The long walk has made me hungry, the idea of a picnic by the Seine sounds appealing enough to me, my friends and some other dozens of locals who crowd the banks of this river, just behind Notre Dame while sharing stories, food, wine (which is a steal in France) and on the sight of some other hundred tourists navigating the cold waters in the sightseeing cruises.
It is time to rest again. The basic hotel facilities and free wi-fi keep me entertain for a while. The quietness of the Southern neighborhoods win and I fall asleep quickly.
It is Monday, and Paris shows the dynamic of a big city. People are rushing in their suits, buses are packed with people and traffic becomes heavy while I enjoy yet another omelette with a strong coffee in the area of Alessia.
Day of quick visits: Centre Pompidou and its challenging architecture, resembling a cage full of ideas or maybe a box full of tools. The banks of the Seine, the Eiffel Tower and Champs de Mars, perfect setting for a classic picture and because no visit to Paris would be complete without at least taking a look at its unique shape for a few minutes.

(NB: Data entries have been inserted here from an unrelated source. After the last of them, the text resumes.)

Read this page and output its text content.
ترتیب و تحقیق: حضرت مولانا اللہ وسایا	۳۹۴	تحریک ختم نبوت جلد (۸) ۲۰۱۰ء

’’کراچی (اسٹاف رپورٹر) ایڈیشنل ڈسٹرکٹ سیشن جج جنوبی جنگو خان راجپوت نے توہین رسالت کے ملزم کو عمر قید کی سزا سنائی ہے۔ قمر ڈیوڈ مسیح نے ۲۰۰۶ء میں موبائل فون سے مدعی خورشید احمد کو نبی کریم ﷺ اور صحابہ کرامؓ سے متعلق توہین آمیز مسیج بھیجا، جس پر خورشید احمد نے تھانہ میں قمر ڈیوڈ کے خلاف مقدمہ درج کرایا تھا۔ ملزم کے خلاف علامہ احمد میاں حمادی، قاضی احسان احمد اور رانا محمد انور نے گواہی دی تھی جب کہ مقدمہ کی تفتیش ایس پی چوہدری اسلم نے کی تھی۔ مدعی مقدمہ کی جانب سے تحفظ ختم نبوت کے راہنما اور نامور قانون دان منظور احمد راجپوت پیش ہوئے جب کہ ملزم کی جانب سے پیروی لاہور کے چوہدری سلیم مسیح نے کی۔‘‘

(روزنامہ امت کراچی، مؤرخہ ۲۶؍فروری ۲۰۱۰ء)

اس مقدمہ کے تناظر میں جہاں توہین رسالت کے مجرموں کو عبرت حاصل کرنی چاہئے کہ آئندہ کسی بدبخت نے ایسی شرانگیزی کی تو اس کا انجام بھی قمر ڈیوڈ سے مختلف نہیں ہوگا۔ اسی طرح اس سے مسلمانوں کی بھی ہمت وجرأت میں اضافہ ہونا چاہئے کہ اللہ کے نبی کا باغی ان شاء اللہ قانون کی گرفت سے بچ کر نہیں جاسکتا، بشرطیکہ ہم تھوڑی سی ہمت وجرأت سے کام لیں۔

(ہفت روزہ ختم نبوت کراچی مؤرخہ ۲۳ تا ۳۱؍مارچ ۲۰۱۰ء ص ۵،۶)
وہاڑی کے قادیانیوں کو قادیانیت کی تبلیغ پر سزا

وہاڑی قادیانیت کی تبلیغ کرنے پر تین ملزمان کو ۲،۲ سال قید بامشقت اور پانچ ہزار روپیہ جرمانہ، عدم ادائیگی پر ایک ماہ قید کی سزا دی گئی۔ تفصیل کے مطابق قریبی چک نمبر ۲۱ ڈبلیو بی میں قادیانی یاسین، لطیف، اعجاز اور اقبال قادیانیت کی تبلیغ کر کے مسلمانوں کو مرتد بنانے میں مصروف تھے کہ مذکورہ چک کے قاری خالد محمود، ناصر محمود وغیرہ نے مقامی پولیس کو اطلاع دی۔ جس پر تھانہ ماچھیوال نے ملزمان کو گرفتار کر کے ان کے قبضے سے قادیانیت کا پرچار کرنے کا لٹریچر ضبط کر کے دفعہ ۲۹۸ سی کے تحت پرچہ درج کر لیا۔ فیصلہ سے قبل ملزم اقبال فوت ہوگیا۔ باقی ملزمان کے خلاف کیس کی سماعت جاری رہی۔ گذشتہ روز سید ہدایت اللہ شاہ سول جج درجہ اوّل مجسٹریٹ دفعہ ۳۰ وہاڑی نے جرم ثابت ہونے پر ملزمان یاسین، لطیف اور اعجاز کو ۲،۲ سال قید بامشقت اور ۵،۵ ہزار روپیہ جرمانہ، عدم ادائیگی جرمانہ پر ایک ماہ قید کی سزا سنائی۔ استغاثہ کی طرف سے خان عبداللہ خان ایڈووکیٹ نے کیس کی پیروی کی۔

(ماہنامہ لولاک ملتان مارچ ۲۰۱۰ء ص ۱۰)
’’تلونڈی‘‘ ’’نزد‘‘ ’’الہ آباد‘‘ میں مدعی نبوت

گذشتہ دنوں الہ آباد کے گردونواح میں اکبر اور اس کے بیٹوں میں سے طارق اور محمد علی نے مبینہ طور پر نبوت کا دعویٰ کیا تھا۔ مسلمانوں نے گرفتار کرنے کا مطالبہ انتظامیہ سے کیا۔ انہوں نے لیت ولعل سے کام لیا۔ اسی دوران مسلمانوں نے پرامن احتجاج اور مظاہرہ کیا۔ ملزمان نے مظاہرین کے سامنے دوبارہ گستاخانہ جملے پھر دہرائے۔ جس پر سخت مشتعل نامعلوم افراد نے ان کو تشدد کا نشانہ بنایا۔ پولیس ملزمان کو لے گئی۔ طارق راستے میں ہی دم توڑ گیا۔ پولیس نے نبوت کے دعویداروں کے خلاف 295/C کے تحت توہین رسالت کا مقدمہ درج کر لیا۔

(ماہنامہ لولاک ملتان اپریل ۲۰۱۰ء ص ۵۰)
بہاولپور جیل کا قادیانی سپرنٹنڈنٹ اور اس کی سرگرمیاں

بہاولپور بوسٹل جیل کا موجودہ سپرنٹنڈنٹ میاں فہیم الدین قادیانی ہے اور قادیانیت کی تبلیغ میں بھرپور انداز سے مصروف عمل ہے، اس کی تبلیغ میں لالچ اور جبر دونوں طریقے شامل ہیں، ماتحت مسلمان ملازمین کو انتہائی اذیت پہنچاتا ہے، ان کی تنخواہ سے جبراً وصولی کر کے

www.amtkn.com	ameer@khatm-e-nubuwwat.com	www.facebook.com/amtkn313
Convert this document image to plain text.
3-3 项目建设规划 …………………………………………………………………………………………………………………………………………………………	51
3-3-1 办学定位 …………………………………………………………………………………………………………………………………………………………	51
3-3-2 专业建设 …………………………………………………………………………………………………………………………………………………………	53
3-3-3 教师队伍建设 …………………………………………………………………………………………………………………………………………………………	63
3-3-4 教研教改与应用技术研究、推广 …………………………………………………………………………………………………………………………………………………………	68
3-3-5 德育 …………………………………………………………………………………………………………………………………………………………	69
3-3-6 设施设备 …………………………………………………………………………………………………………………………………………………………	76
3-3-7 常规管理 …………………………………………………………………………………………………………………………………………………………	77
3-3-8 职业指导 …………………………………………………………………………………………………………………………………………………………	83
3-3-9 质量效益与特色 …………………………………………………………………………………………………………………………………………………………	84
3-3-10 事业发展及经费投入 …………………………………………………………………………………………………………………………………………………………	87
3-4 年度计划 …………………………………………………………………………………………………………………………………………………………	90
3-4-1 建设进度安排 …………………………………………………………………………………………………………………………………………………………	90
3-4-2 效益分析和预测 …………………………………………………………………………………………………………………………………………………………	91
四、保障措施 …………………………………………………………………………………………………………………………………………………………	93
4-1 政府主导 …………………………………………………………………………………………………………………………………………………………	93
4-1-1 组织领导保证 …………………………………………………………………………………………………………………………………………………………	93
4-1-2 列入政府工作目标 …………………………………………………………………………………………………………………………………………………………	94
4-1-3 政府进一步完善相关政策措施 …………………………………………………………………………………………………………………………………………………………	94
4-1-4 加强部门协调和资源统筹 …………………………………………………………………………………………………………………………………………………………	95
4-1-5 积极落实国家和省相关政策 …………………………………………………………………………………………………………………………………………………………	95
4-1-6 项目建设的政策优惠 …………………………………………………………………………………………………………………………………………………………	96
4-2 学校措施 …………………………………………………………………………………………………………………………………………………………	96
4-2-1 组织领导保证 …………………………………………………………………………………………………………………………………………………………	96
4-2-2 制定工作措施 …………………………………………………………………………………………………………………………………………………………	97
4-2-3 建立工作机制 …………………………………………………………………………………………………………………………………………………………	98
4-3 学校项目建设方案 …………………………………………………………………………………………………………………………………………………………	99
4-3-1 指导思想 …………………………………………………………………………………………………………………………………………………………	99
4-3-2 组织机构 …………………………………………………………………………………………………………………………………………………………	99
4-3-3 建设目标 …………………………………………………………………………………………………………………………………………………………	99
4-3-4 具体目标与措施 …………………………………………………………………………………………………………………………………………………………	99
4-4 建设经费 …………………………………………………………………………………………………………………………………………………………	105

Through Champs Elysees, and after a visit to McDonald's (to remember the last time I was there and to take advantage of the free wi-fi, precious commonality in France), I make my way to Porte de Chatillon. The bus leaves on time. The traffic becomes horrendous.
We reach "no land Airport". Crowded, overly hot. Only two working toilets. Ryanair price.
Flight departs on time and gets lost in the dark. The lights of Howth guide our plane into the runway of Dublin Airport some hour and a half later. It is late and the weekend in Paris proved to be a mix of emotions, deja-vu's and probably a confirmation in my mind of the customs and lifestyle of the citizens living in this city, world icon and particularly... French.